Thursday, April 13, 2006

 

Carl Sagan's Positivist Hangover

Consider this statement from Carl Sagan's 'Baloney Detection' kit in The Demon Haunted World (1996):

'Always ask whether the hypothesis can be, at least in principle, falsified.
Propositions that are untestable, unfalsifable are not worth much.'
(p. 198.)

As a philosopher, I always ask whether a statement can be applied to itself without self-contradiction. In this case the answer is that while Sagan technically avoids self-contradicition, because he says that untestable propositions are 'not worth much' rather than that they are not worth anything, he is certainly skating on thin ice. His statement undermines itself.

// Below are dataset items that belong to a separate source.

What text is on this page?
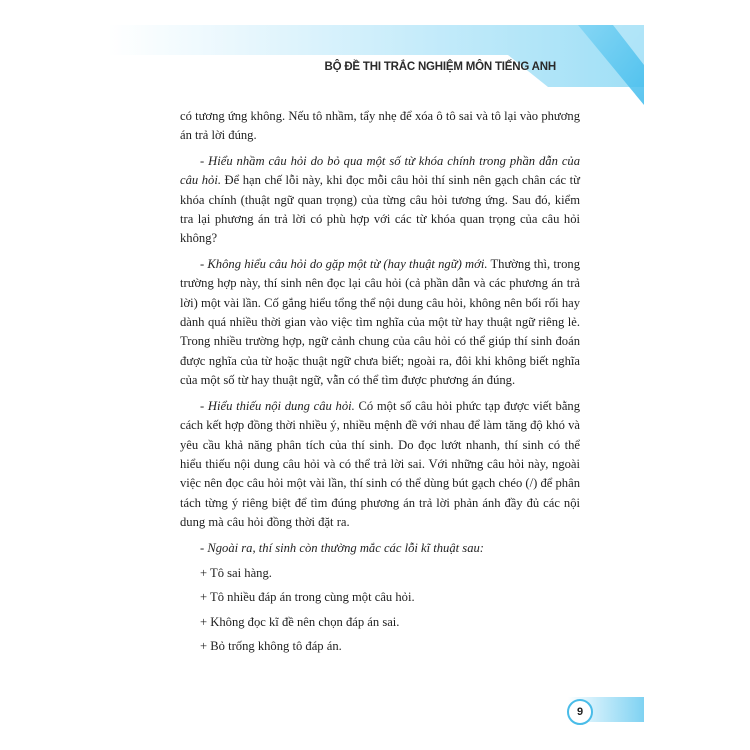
BỘ ĐỀ THI TRẮC NGHIỆM MÔN TIẾNG ANH

có tương ứng không. Nếu tô nhầm, tẩy nhẹ để xóa ô tô sai và tô lại vào phương án trả lời đúng.

- Hiểu nhầm câu hỏi do bỏ qua một số từ khóa chính trong phần dẫn của câu hỏi. Để hạn chế lỗi này, khi đọc mỗi câu hỏi thí sinh nên gạch chân các từ khóa chính (thuật ngữ quan trọng) của từng câu hỏi tương ứng. Sau đó, kiểm tra lại phương án trả lời có phù hợp với các từ khóa quan trọng của câu hỏi không?

- Không hiểu câu hỏi do gặp một từ (hay thuật ngữ) mới. Thường thì, trong trường hợp này, thí sinh nên đọc lại câu hỏi (cả phần dẫn và các phương án trả lời) một vài lần. Cố gắng hiểu tổng thể nội dung câu hỏi, không nên bối rối hay dành quá nhiều thời gian vào việc tìm nghĩa của một từ hay thuật ngữ riêng lẻ. Trong nhiều trường hợp, ngữ cảnh chung của câu hỏi có thể giúp thí sinh đoán được nghĩa của từ hoặc thuật ngữ chưa biết; ngoài ra, đôi khi không biết nghĩa của một số từ hay thuật ngữ, vẫn có thể tìm được phương án đúng.

- Hiểu thiếu nội dung câu hỏi. Có một số câu hỏi phức tạp được viết bằng cách kết hợp đồng thời nhiều ý, nhiều mệnh đề với nhau để làm tăng độ khó và yêu cầu khả năng phân tích của thí sinh. Do đọc lướt nhanh, thí sinh có thể hiểu thiếu nội dung câu hỏi và có thể trả lời sai. Với những câu hỏi này, ngoài việc nên đọc câu hỏi một vài lần, thí sinh có thể dùng bút gạch chéo (/) để phân tách từng ý riêng biệt để tìm đúng phương án trả lời phản ánh đầy đủ các nội dung mà câu hỏi đồng thời đặt ra.

- Ngoài ra, thí sinh còn thường mắc các lỗi kĩ thuật sau:

+ Tô sai hàng.

+ Tô nhiều đáp án trong cùng một câu hỏi.

+ Không đọc kĩ đề nên chọn đáp án sai.

+ Bỏ trống không tô đáp án.

9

How, even in principle, could one empirically falsify the claim that unfalsifiable propositions are not worth much? You cannot. Hence, this part of Sagan's baloney detection kit is, by its own standards, 'not worth much'. How much epistemological worth is 'not much'? Isn't it a rather strange epistemology that elevates the epistemological worth of empirical observation over the epistemological worth of propostitions such as 'the law of non-contradiction is true' (which cannot be empirically verified)! Other empirically unfalsifiable statements that are surely 'worth something' are: 'The Holocaust was morally wrong' and 'Rainbows are beautiful'.